Une équipe collaborative de chercheurs a utilisé un spectromètre à balayage sur une tour pour mesurer la "lueur" fluorescente tout au long de la saison dans une forêt à feuilles persistantes du Colorado. L'équipe est la première à associer le SIF à la physiologie des aiguilles, la photosynthèse de la canopée et la fluorescence dérivée des satellites. Ils ont constaté que les modèles SIF quotidiens et saisonniers correspondaient étroitement au moment et à l'ampleur de la PPG. Au printemps, les conifères activent la chlorophylle dans leurs aiguilles, qui pilote à la fois la fluorescence et la photosynthèse, correspondant étroitement au SIF que les satellites ont récemment pu mesurer.
L'une des façons dont les plantes se protègent pendant les hivers rigoureux consiste à déployer des pigments photoprotecteurs qui agissent comme « écran solaire ». L'étude a révélé que lorsque les plantes appliquent cet écran solaire, la photosynthèse et la fluorescence diminuent, permettant aux scientifiques d'avoir confiance dans le signal SIF en tant que proxy pour surveiller la respiration (absorption de CO2) des forêts à feuilles persistantes.
Le système de spectromètre monté au sommet d'une tour dans une forêt de conifères subalpine à Niwot Ridge, Colorado, ont collecté des données entre juin 2017 et juin 2018. Les scientifiques ont comparé la fluorescence induite par le soleil (SIF) mesurée par le système aux changements physiologiques à l'intérieur des aiguilles de conifères pour mieux comprendre pourquoi nous voyons des cycles saisonniers SIF. Crédit :Troy Magney
Maintenant, les scientifiques peuvent utiliser les mesures de fluorescence par satellite comme indicateur de l'activité photosynthétique dans les forêts à feuilles persistantes à une échelle sans précédent. En voyant la lueur des forêts à feuilles persistantes depuis l'espace, nous pouvons mieux comprendre comment ces forêts réagissent au changement climatique.
"Nous essayons de développer des techniques pour pouvoir "voir" la photosynthèse à grande échelle, nous savons donc combien de CO2 la biosphère consomme... en gardant le doigt sur le pouls de la biosphère, " dit Troy Magney, chercheur du NASA Jet Propulsion Laboratory et du California Institute of Technology.
Magney et l'équipe ont collecté des données à partir d'un système de spectromètre monté au sommet d'une tour entre juin 2017 et juin 2018 dans une forêt de conifères subalpine à Niwot Ridge, Colorado. Ils ont pu démêler les changements physiologiques à l'intérieur des aiguilles de conifères pour mieux comprendre pourquoi nous voyons des cycles saisonniers SIF. Il s'avère que, tout est question de pigments.

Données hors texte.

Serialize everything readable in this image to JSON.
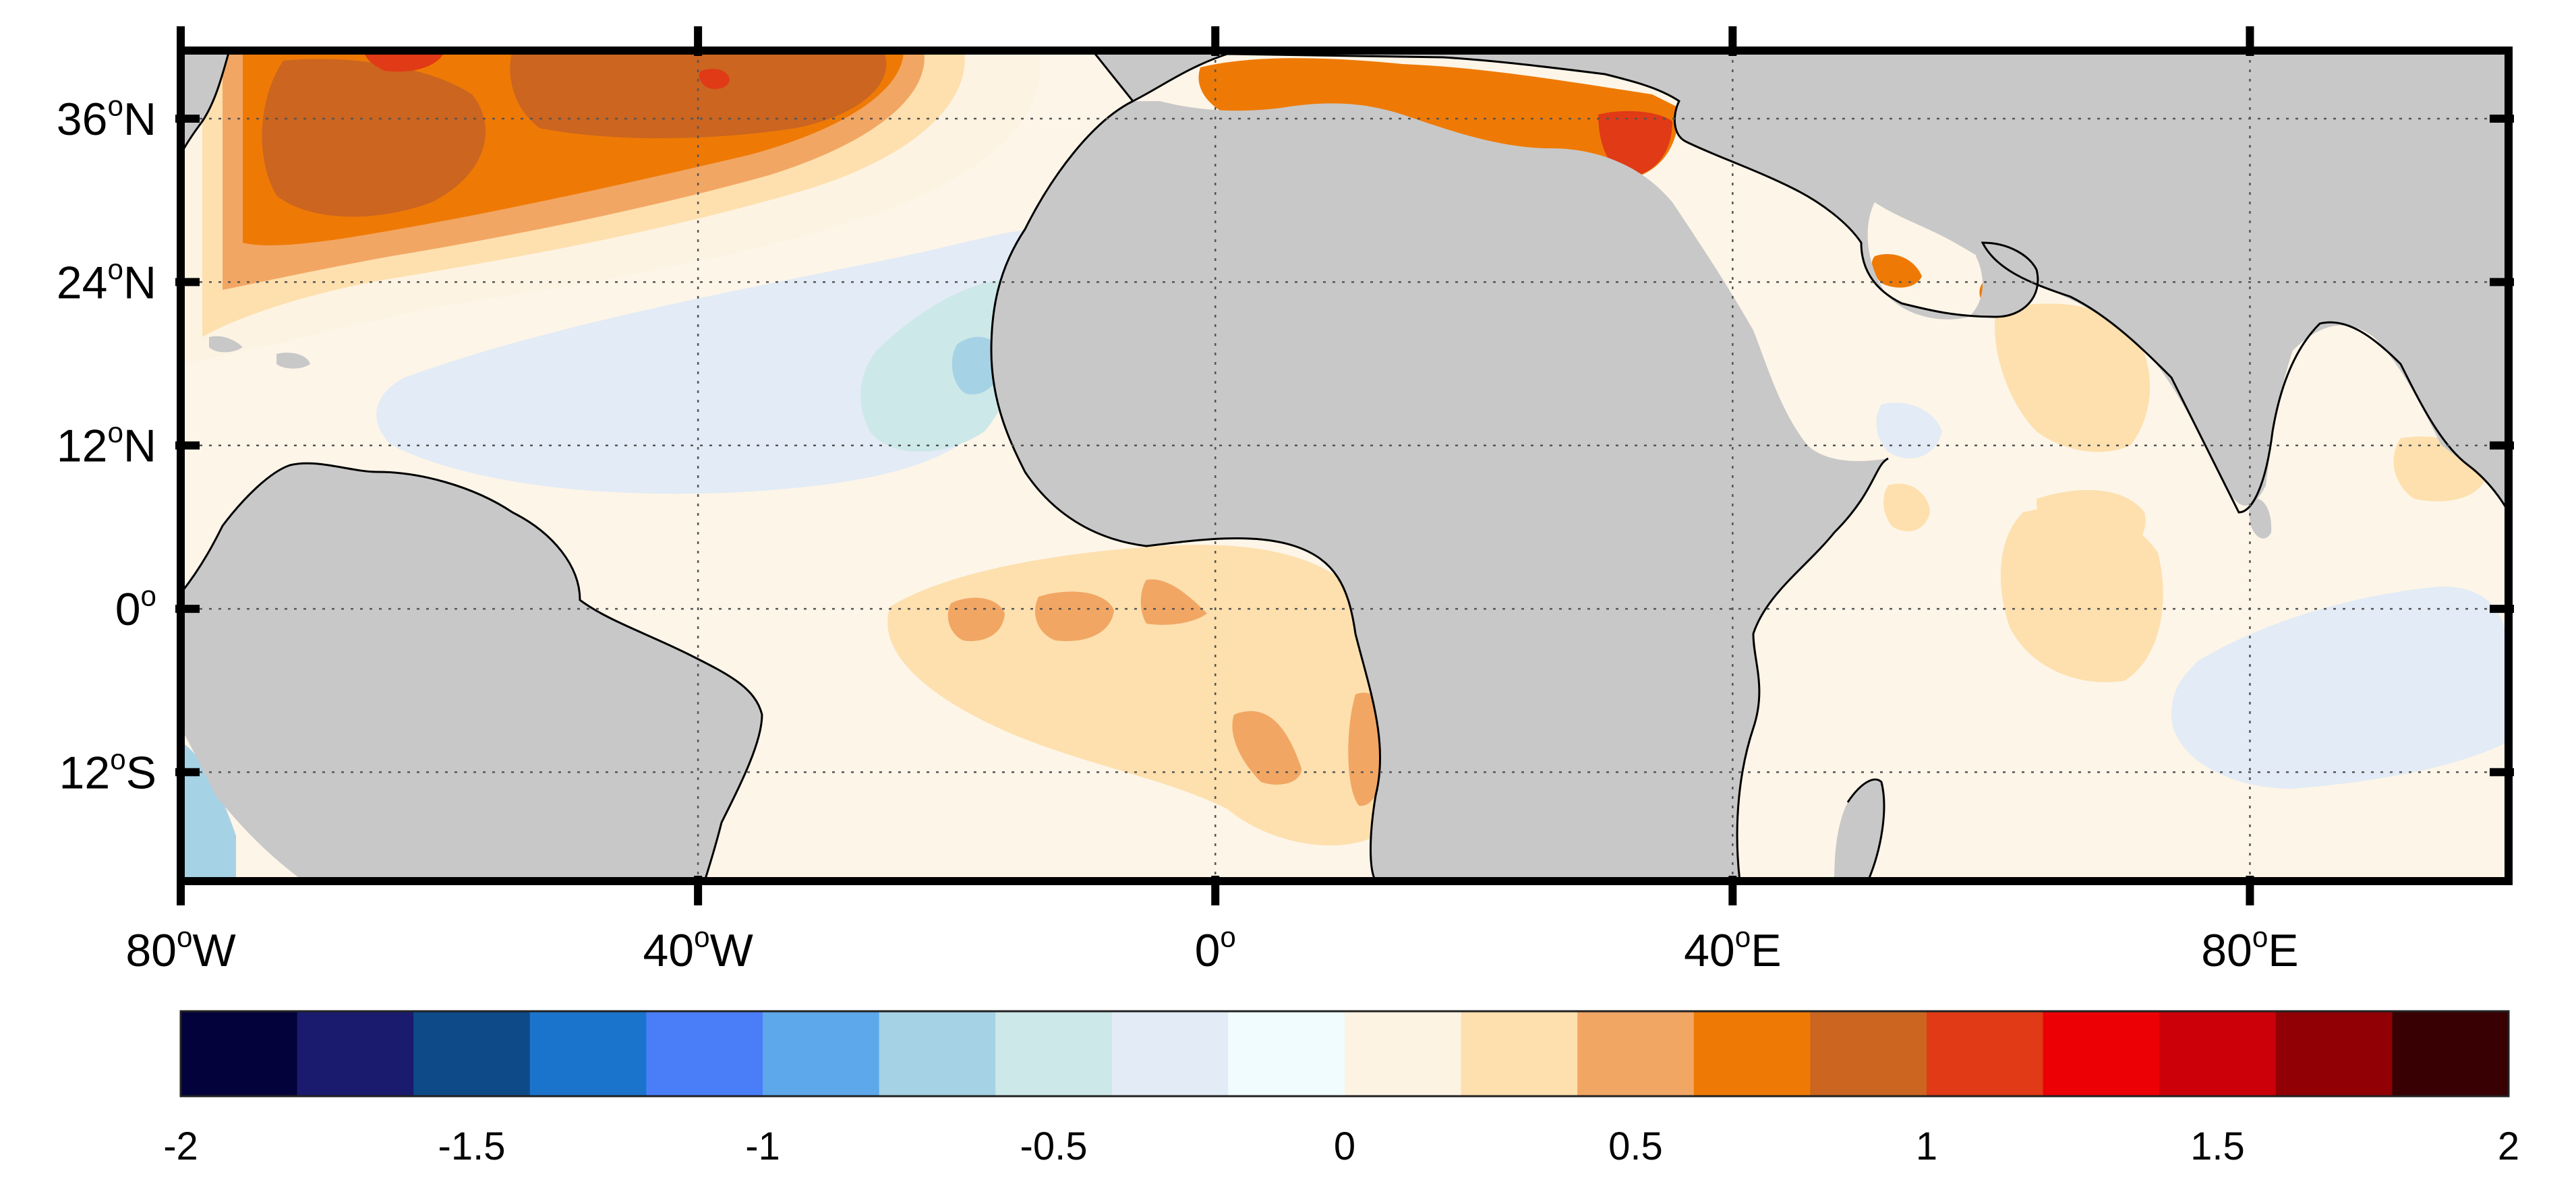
{
  "map": {
    "lon_range": [
      -80,
      100
    ],
    "lat_range": [
      -20,
      41
    ],
    "grid": "dotted",
    "land_color": "#c8c8c8",
    "coast_color": "#000000",
    "ocean_background": "#fdf5e8",
    "y_ticks": [
      {
        "value": 36,
        "num": "36",
        "deg": "o",
        "dir": "N"
      },
      {
        "value": 24,
        "num": "24",
        "deg": "o",
        "dir": "N"
      },
      {
        "value": 12,
        "num": "12",
        "deg": "o",
        "dir": "N"
      },
      {
        "value": 0,
        "num": "0",
        "deg": "o",
        "dir": ""
      },
      {
        "value": -12,
        "num": "12",
        "deg": "o",
        "dir": "S"
      }
    ],
    "x_ticks": [
      {
        "value": -80,
        "num": "80",
        "deg": "o",
        "dir": "W"
      },
      {
        "value": -40,
        "num": "40",
        "deg": "o",
        "dir": "W"
      },
      {
        "value": 0,
        "num": "0",
        "deg": "o",
        "dir": ""
      },
      {
        "value": 40,
        "num": "40",
        "deg": "o",
        "dir": "E"
      },
      {
        "value": 80,
        "num": "80",
        "deg": "o",
        "dir": "E"
      }
    ]
  },
  "colorbar": {
    "min": -2,
    "max": 2,
    "colors": [
      "#03023a",
      "#1a1a6e",
      "#0f4a88",
      "#1b74cc",
      "#4a7ef8",
      "#5da8ea",
      "#a6d2e6",
      "#cde8e8",
      "#e2ebf6",
      "#f0fcfd",
      "#fdf3e3",
      "#fde0ae",
      "#f2a664",
      "#ee7a05",
      "#cb6520",
      "#e03a16",
      "#ec0005",
      "#cb0009",
      "#900004",
      "#380002"
    ],
    "tick_labels": [
      {
        "value": -2,
        "label": "-2"
      },
      {
        "value": -1.5,
        "label": "-1.5"
      },
      {
        "value": -1,
        "label": "-1"
      },
      {
        "value": -0.5,
        "label": "-0.5"
      },
      {
        "value": 0,
        "label": "0"
      },
      {
        "value": 0.5,
        "label": "0.5"
      },
      {
        "value": 1,
        "label": "1"
      },
      {
        "value": 1.5,
        "label": "1.5"
      },
      {
        "value": 2,
        "label": "2"
      }
    ]
  },
  "anomaly_regions": [
    {
      "name": "north-atlantic-warm",
      "color": "#fdf3e3"
    },
    {
      "name": "north-atlantic-warm",
      "color": "#fde0ae"
    },
    {
      "name": "north-atlantic-warm",
      "color": "#f2a664"
    },
    {
      "name": "north-atlantic-warm",
      "color": "#ee7a05"
    },
    {
      "name": "north-atlantic-warm",
      "color": "#cb6520"
    },
    {
      "name": "north-atlantic-warm",
      "color": "#e03a16"
    },
    {
      "name": "subtropical-cool",
      "color": "#e2ebf6"
    },
    {
      "name": "subtropical-cool",
      "color": "#cde8e8"
    },
    {
      "name": "subtropical-cool",
      "color": "#a6d2e6"
    },
    {
      "name": "equatorial-atlantic-warm",
      "color": "#fde0ae"
    },
    {
      "name": "equatorial-atlantic-warm",
      "color": "#f2a664"
    },
    {
      "name": "mediterranean-warm",
      "color": "#ee7a05"
    },
    {
      "name": "mediterranean-warm",
      "color": "#e03a16"
    },
    {
      "name": "indian-ocean-warm",
      "color": "#fde0ae"
    },
    {
      "name": "indian-ocean-cool",
      "color": "#e2ebf6"
    }
  ]
}
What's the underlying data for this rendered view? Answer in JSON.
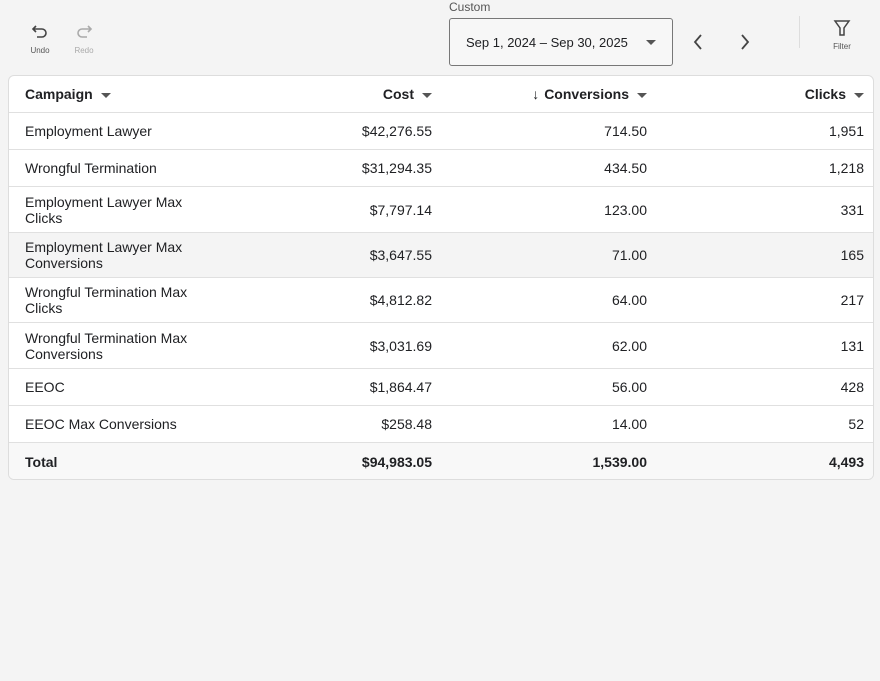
{
  "toolbar": {
    "undo": "Undo",
    "redo": "Redo",
    "filter": "Filter"
  },
  "date": {
    "label": "Custom",
    "range": "Sep 1, 2024 – Sep 30, 2025"
  },
  "table": {
    "headers": [
      "Campaign",
      "Cost",
      "Conversions",
      "Clicks"
    ],
    "sorted_column": "Conversions",
    "rows": [
      {
        "campaign": "Employment Lawyer",
        "cost": "$42,276.55",
        "conversions": "714.50",
        "clicks": "1,951"
      },
      {
        "campaign": "Wrongful Termination",
        "cost": "$31,294.35",
        "conversions": "434.50",
        "clicks": "1,218"
      },
      {
        "campaign": "Employment Lawyer Max Clicks",
        "cost": "$7,797.14",
        "conversions": "123.00",
        "clicks": "331"
      },
      {
        "campaign": "Employment Lawyer Max Conversions",
        "cost": "$3,647.55",
        "conversions": "71.00",
        "clicks": "165"
      },
      {
        "campaign": "Wrongful Termination Max Clicks",
        "cost": "$4,812.82",
        "conversions": "64.00",
        "clicks": "217"
      },
      {
        "campaign": "Wrongful Termination Max Conversions",
        "cost": "$3,031.69",
        "conversions": "62.00",
        "clicks": "131"
      },
      {
        "campaign": "EEOC",
        "cost": "$1,864.47",
        "conversions": "56.00",
        "clicks": "428"
      },
      {
        "campaign": "EEOC Max Conversions",
        "cost": "$258.48",
        "conversions": "14.00",
        "clicks": "52"
      }
    ],
    "total": {
      "label": "Total",
      "cost": "$94,983.05",
      "conversions": "1,539.00",
      "clicks": "4,493"
    }
  }
}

"Vous et moi pouvons attraper un coup de soleil. Trop de rayonnement ultraviolet endommagera nos cellules. Certaines personnes peuvent se protéger - leur peau produit plus de pigment mélanine pour s'adapter aux environnements très lumineux, " a déclaré David Bowling, professeur de biologie à l'Université de l'Utah et co-auteur de l'étude. "Les plantes ont un autre, mais processus similaire."
Sans photosynthèse pour utiliser l'énergie du soleil, les plantes ont besoin de se protéger. Les chercheurs ont découvert que les conifères produisaient des niveaux élevés de pigments qui font partie du cycle de la xanthophylle qui protège ses tissus de l'excès de lumière. Tout au long de la saison, la fraction de "crème solaire" change - plus en hiver, moins en été, diminuant à la fois la fluorescence et la photosynthèse.
"Finalement, mesurer la petite lueur fluorescente des plantes nous permettra de voir exactement le moment et l'ampleur de l'absorption de carbone de la biosphère terrestre. Cela nous aidera à comprendre comment les forêts réagissent au changement climatique et à suggérer comment elles pourraient réagir au changement climatique futur, " dit Magney.